To get younger kids into learning about space and our solar system, check out Ravensburger’s 200-piece jigsaw puzzle. The piece are XXL, so the puzzle still comes out to 19 x 14-inches. It’s a great puzzle if you’ve got the space. $13.
This blank Ravensburger puzzle boasts “Softclick technology” that means you can hear a click once a piece is in the correct place. It’s got 654 unique pieces, arranged in a circular pattern inside of a square. I’ve never seen a puzzle quite like this. $19.
This 1000-piece rendition of Charles Darwin’s evolution “Tree of Life” is 100 percent recyclable. Per one review on Amazon: “From a biologist’s perspective, this puzzle is accurate and amazingly complete. All of the history of life is represented (bacteria, archaebacteria, eukarya, fungi, protists, plants, animals…)” $20.
I’ve never done a round puzzle, so the idea immediately stresses me out. This 1,000-piece puzzle from LRRH is a perfect circle that ends up being 26.57 x 26.57-inches when finished. The Round Color puzzle is on the top of my list to tackle this year. $17.
These 1,000 puzzle pieces are the building blocks that make up the building blocks of our world. It measures 19.25 x 26.5-inches, and gives you a closer, historical look at the atom. $25.
Do you believe it when a burger place you’ve never heard of says it has the “Best Burgers” in the city? I typically don’t, but this Paul Lamond Games Dalmatians puzzle looks like it very well may be one of the “world’s most difficult puzzles,” as it claims. It’s only 529 pieces, but they are double-sided with the same image. *$17*.
If you really love puzzles—and inevitably lose your mind—check out Kodak’s 51,300 piece puzzle. If it takes a day to finish a 1,000-piece puzzle, imagine how long this’ll take. Anyone want to join me? It measures up to 28.5 x by 6.25 feet when finished so you’ll need a large surface. This is the biggest puzzle I could find. $564.
This 216-piece, 3D puzzle comes with five colors of LED to make your Empire State Building pop. $29.
This was the first largest puzzle I found.
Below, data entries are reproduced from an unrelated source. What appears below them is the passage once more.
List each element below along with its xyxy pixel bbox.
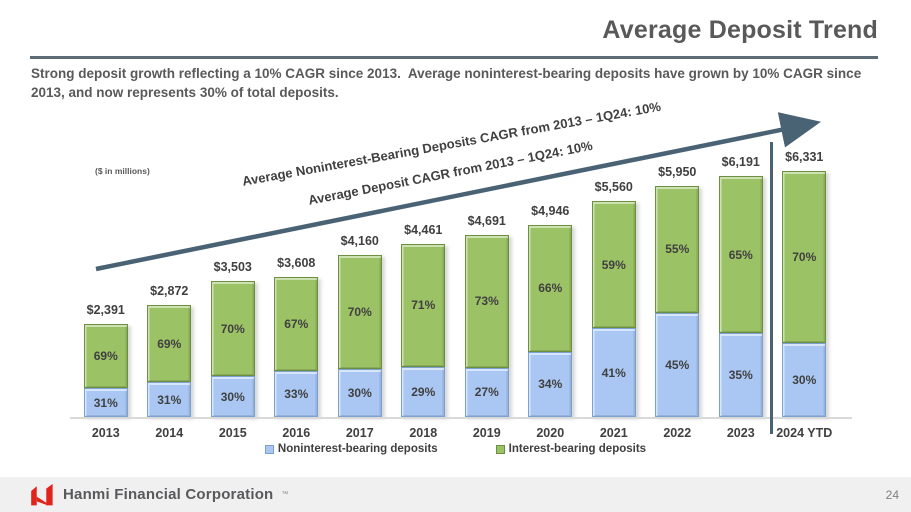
bar-column: $3,503 70% 30% 2015	[201, 0, 265, 440]
noninterest-bearing-segment: 27%	[464, 367, 509, 417]
legend-swatch-icon	[495, 444, 505, 454]
stacked-bar: 67% 33%	[274, 276, 319, 417]
x-axis-category-label: 2018	[409, 426, 438, 440]
x-axis-category-label: 2023	[726, 426, 755, 440]
noninterest-bearing-segment: 34%	[528, 351, 573, 417]
bar-total-label: $4,946	[531, 203, 570, 218]
stacked-bar: 59% 41%	[591, 200, 636, 417]
bars-row: $2,391 69% 31% 2013 $2,872 69% 31% 2014 $3,503 70…	[74, 0, 837, 440]
page-title: Average Deposit Trend	[602, 16, 878, 44]
bar-total-label: $4,691	[467, 213, 506, 228]
bar-column: $6,331 70% 30% 2024 YTD	[773, 0, 837, 440]
footer-company-name: Hanmi Financial Corporation	[63, 486, 274, 503]
intro-text: Strong deposit growth reflecting a 10% C…	[31, 66, 865, 100]
ytd-separator-line	[770, 142, 773, 434]
interest-bearing-segment: 65%	[718, 176, 763, 333]
stacked-bar: 65% 35%	[718, 176, 763, 417]
trademark-mark: ™	[281, 491, 289, 498]
footer-bar: Hanmi Financial Corporation ™ 24	[0, 477, 911, 512]
x-axis-category-label: 2022	[663, 426, 692, 440]
interest-bearing-segment: 59%	[591, 200, 636, 329]
bar-total-label: $3,608	[277, 255, 316, 270]
bar-total-label: $4,160	[340, 234, 379, 249]
noninterest-bearing-segment: 35%	[718, 332, 763, 417]
legend-swatch-icon	[264, 444, 274, 454]
x-axis-category-label: 2016	[282, 426, 311, 440]
x-axis-category-label: 2015	[218, 426, 247, 440]
legend-label: Interest-bearing deposits	[508, 443, 647, 455]
x-axis-category-label: 2013	[91, 426, 120, 440]
interest-bearing-segment: 70%	[210, 280, 255, 377]
bar-total-label: $2,391	[86, 303, 125, 318]
stacked-bar: 69% 31%	[83, 324, 128, 417]
interest-bearing-segment: 66%	[528, 224, 573, 352]
noninterest-bearing-segment: 30%	[337, 368, 382, 417]
noninterest-bearing-segment: 31%	[83, 388, 128, 417]
x-axis-category-label: 2014	[155, 426, 184, 440]
stacked-bar: 70% 30%	[337, 255, 382, 417]
noninterest-bearing-segment: 41%	[591, 328, 636, 417]
stacked-bar: 70% 30%	[210, 280, 255, 417]
x-axis-category-label: 2024 YTD	[776, 426, 833, 440]
bar-column: $5,560 59% 41% 2021	[582, 0, 646, 440]
interest-bearing-segment: 55%	[655, 185, 700, 313]
legend-item: Noninterest-bearing deposits	[264, 443, 438, 455]
x-axis-category-label: 2020	[536, 426, 565, 440]
interest-bearing-segment: 70%	[782, 171, 827, 344]
bar-total-label: $5,560	[594, 179, 633, 194]
legend-item: Interest-bearing deposits	[495, 443, 647, 455]
bar-total-label: $4,461	[404, 222, 443, 237]
interest-bearing-segment: 70%	[337, 255, 382, 369]
bar-total-label: $2,872	[150, 284, 189, 299]
stacked-bar: 69% 31%	[147, 305, 192, 417]
bar-column: $4,946 66% 34% 2020	[519, 0, 583, 440]
x-axis-category-label: 2019	[472, 426, 501, 440]
bar-column: $4,160 70% 30% 2017	[328, 0, 392, 440]
bar-column: $4,461 71% 29% 2018	[392, 0, 456, 440]
x-axis-category-label: 2021	[599, 426, 628, 440]
bar-total-label: $6,191	[721, 155, 760, 170]
interest-bearing-segment: 69%	[147, 305, 192, 383]
title-divider	[30, 56, 878, 59]
noninterest-bearing-segment: 30%	[782, 343, 827, 417]
noninterest-bearing-segment: 33%	[274, 370, 319, 417]
legend-label: Noninterest-bearing deposits	[277, 443, 438, 455]
bar-total-label: $3,503	[213, 259, 252, 274]
stacked-bar: 71% 29%	[401, 243, 446, 417]
interest-bearing-segment: 73%	[464, 234, 509, 368]
noninterest-bearing-segment: 29%	[401, 366, 446, 417]
units-note: ($ in millions)	[95, 166, 150, 176]
stacked-bar: 66% 34%	[528, 224, 573, 417]
bar-total-label: $5,950	[658, 164, 697, 179]
bar-column: $5,950 55% 45% 2022	[646, 0, 710, 440]
bar-column: $3,608 67% 33% 2016	[265, 0, 329, 440]
noninterest-bearing-segment: 45%	[655, 312, 700, 417]
bar-column: $6,191 65% 35% 2023	[709, 0, 773, 440]
stacked-bar: 73% 27%	[464, 234, 509, 417]
interest-bearing-segment: 69%	[83, 324, 128, 389]
interest-bearing-segment: 67%	[274, 276, 319, 371]
bar-column: $2,391 69% 31% 2013	[74, 0, 138, 440]
bar-column: $4,691 73% 27% 2019	[455, 0, 519, 440]
noninterest-bearing-segment: 30%	[210, 376, 255, 417]
bar-total-label: $6,331	[785, 150, 824, 164]
page-number: 24	[885, 487, 899, 502]
interest-bearing-segment: 71%	[401, 243, 446, 367]
hanmi-logo-icon	[31, 483, 53, 505]
x-axis-category-label: 2017	[345, 426, 374, 440]
chart-legend: Noninterest-bearing deposits Interest-bea…	[0, 443, 911, 455]
bar-column: $2,872 69% 31% 2014	[138, 0, 202, 440]
x-axis-line	[70, 417, 852, 419]
stacked-bar: 55% 45%	[655, 185, 700, 417]
noninterest-bearing-segment: 31%	[147, 382, 192, 417]
stacked-bar: 70% 30%	[782, 171, 827, 417]
hanmi-logo: Hanmi Financial Corporation ™	[28, 483, 288, 507]
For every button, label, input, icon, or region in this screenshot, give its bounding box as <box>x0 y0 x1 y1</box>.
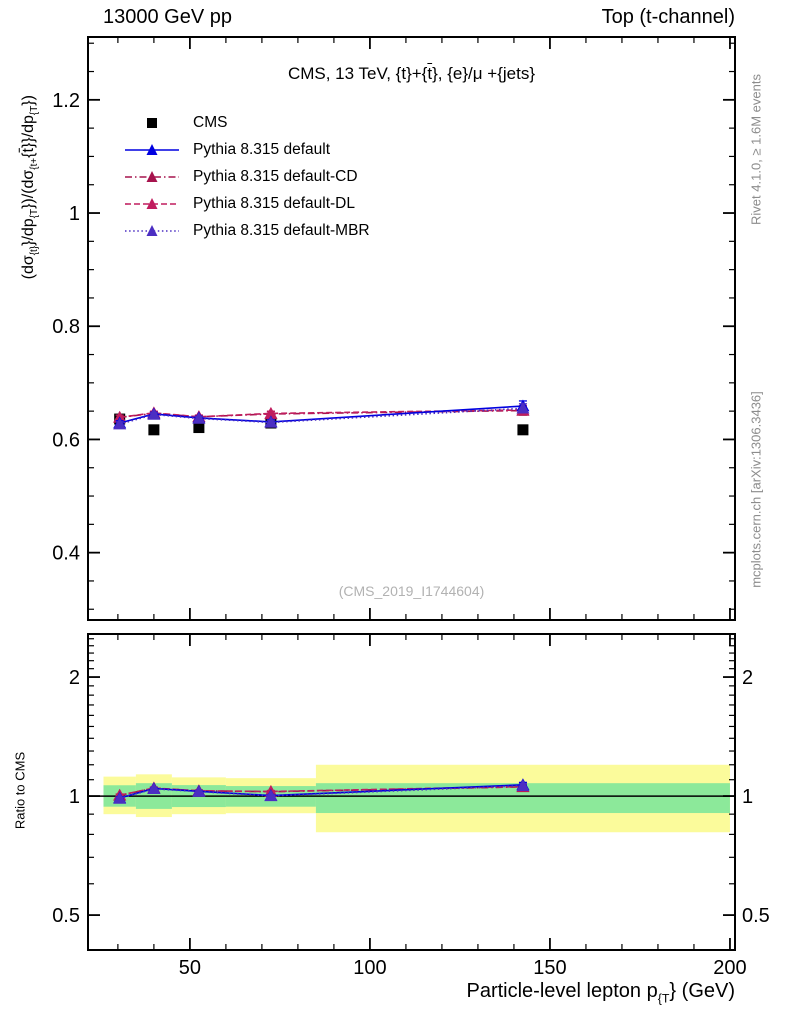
legend-item-4: Pythia 8.315 default-MBR <box>123 217 370 244</box>
y-axis-title-part: {T <box>29 208 41 219</box>
data-marker-triangle <box>516 401 530 414</box>
x-tick-label: 150 <box>533 957 566 979</box>
x-tick-label: 50 <box>179 957 201 979</box>
data-marker-square <box>517 424 529 436</box>
y-axis-title-part: {t+ <box>29 157 41 170</box>
process-label: Top (t-channel) <box>601 6 735 28</box>
data-marker-triangle <box>264 415 278 428</box>
plot-title: CMS, 13 TeV, {t}+{t}, {e}/μ +{jets} <box>88 64 735 84</box>
legend-marker <box>147 117 157 128</box>
series-pythia-8-315-default-mbr-main <box>113 401 530 430</box>
legend-label: Pythia 8.315 default-DL <box>193 194 355 212</box>
legend-item-3: Pythia 8.315 default-DL <box>123 190 370 217</box>
legend-marker-triangle <box>146 197 158 209</box>
data-marker-triangle <box>147 408 161 420</box>
legend-marker-triangle <box>146 170 158 182</box>
legend-item-1: Pythia 8.315 default <box>123 136 370 163</box>
legend-marker-triangle <box>146 143 158 155</box>
y-axis-title-part: { <box>19 152 37 158</box>
data-marker-triangle <box>264 789 278 802</box>
y-main-tick-label: 0.8 <box>52 316 80 338</box>
legend-marker <box>125 143 179 155</box>
y-ratio-tick-label-left: 2 <box>69 667 80 689</box>
y-axis-title-part: }/dp <box>19 218 37 246</box>
legend-label: Pythia 8.315 default <box>193 140 331 158</box>
y-main-tick-label: 1 <box>69 203 80 225</box>
data-marker-square <box>193 422 205 434</box>
x-axis-title-part: } (GeV) <box>669 980 735 1002</box>
axes <box>87 36 736 951</box>
x-tick-label: 200 <box>713 957 746 979</box>
y-axis-title-main: (dσ{t}}/dp{T})/(dσ{t+{t}}/dp{T}) <box>20 0 40 467</box>
y-ratio-tick-label-left: 0.5 <box>52 905 80 927</box>
y-ratio-tick-label-right: 2 <box>742 667 753 689</box>
x-axis-title-part: Particle-level lepton p <box>466 980 658 1002</box>
series-line <box>119 409 523 419</box>
legend-item-2: Pythia 8.315 default-CD <box>123 163 370 190</box>
y-main-tick-label: 1.2 <box>52 90 80 112</box>
legend-label: CMS <box>193 113 228 131</box>
y-axis-title-part: }}/dp <box>19 115 37 149</box>
series-pythia-8-315-default-dl-main <box>113 403 530 423</box>
data-marker-triangle <box>113 791 127 804</box>
legend-marker <box>125 170 179 182</box>
legend-label: Pythia 8.315 default-MBR <box>193 221 370 239</box>
x-tick-label: 100 <box>353 957 386 979</box>
panel-frame <box>87 36 736 621</box>
mcplots-arxiv-note: mcplots.cern.ch [arXiv:1306.3436] <box>748 391 764 588</box>
legend-marker-square <box>147 117 157 128</box>
data-marker-triangle <box>192 785 206 797</box>
legend-marker <box>125 224 179 236</box>
panel-frame <box>87 633 736 951</box>
y-axis-title-part: })/(dσ <box>19 169 37 209</box>
rivet-version-note: Rivet 4.1.0, ≥ 1.6M events <box>748 74 764 225</box>
data-marker-triangle <box>192 411 206 424</box>
legend-marker <box>125 197 179 209</box>
plot-title-part: }, {e}/μ +{jets} <box>432 64 536 83</box>
series-pythia-8-315-default-mbr-ratio <box>113 779 530 804</box>
y-axis-title-part: t <box>19 148 37 153</box>
data-marker-triangle <box>516 779 530 791</box>
plot-title-part: CMS, 13 TeV, {t}+{ <box>287 64 428 83</box>
ratio-uncertainty-bands <box>88 764 735 833</box>
x-axis-title: Particle-level lepton p{T} (GeV) <box>466 980 735 1006</box>
y-ratio-tick-label-right: 0.5 <box>742 905 770 927</box>
y-axis-title-part: (dσ <box>19 255 37 280</box>
beam-energy-label: 13000 GeV pp <box>103 6 232 28</box>
data-marker-square <box>148 424 160 436</box>
tick-labels: 0.4 0.6 0.8 1 1.2 0.5 0.5 1 1 2 2 50 100 150 200 <box>52 90 770 979</box>
y-axis-title-part: }) <box>19 95 37 106</box>
data-marker-triangle <box>264 406 278 419</box>
y-axis-title-part: {t} <box>29 245 41 256</box>
y-ratio-tick-label-left: 1 <box>69 786 80 808</box>
analysis-id-watermark: (CMS_2019_I1744604) <box>338 583 485 599</box>
data-marker-triangle <box>147 782 161 795</box>
y-axis-title-part: {T <box>29 105 41 116</box>
legend-label: Pythia 8.315 default-CD <box>193 167 358 185</box>
plot-title-part: t <box>427 64 433 83</box>
legend-marker-triangle <box>146 224 158 236</box>
y-main-tick-label: 0.4 <box>52 543 80 565</box>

The 24,000-piece behemoth is intended for ages 14 and up—though you probably won’t finish until you’re about to leave for college—and measures 168.50 x 61.81-inches when finished. It features a surreal landscape ranging from the sea to outer space, featuring animals, sailboats, and more. $260.
Just Padawan piece at a time until the 1,000-piece puzzle is complete. $15.
While not the most science-based puzzle on this list, this 833-piece Metropolis is in fact a 4D city, which is cool enough to earn itself a place on this list. Don’t worry, the puzzle comes with an instruction poster. $35.
I’m terrible with geography. If your kid’s got a geography test coming up, snag one of these puzzles that includes information like highways, rivers, and state capitals. It’s 1,000 pieces. $18.
Recreate NASA’s Space Shuttle Orbiter with Wrebbit’s 3D jigsaw puzzle. When assembeled, these 435 thick pieces measure 18 x 11.5 x 8 inches when assembled. $23.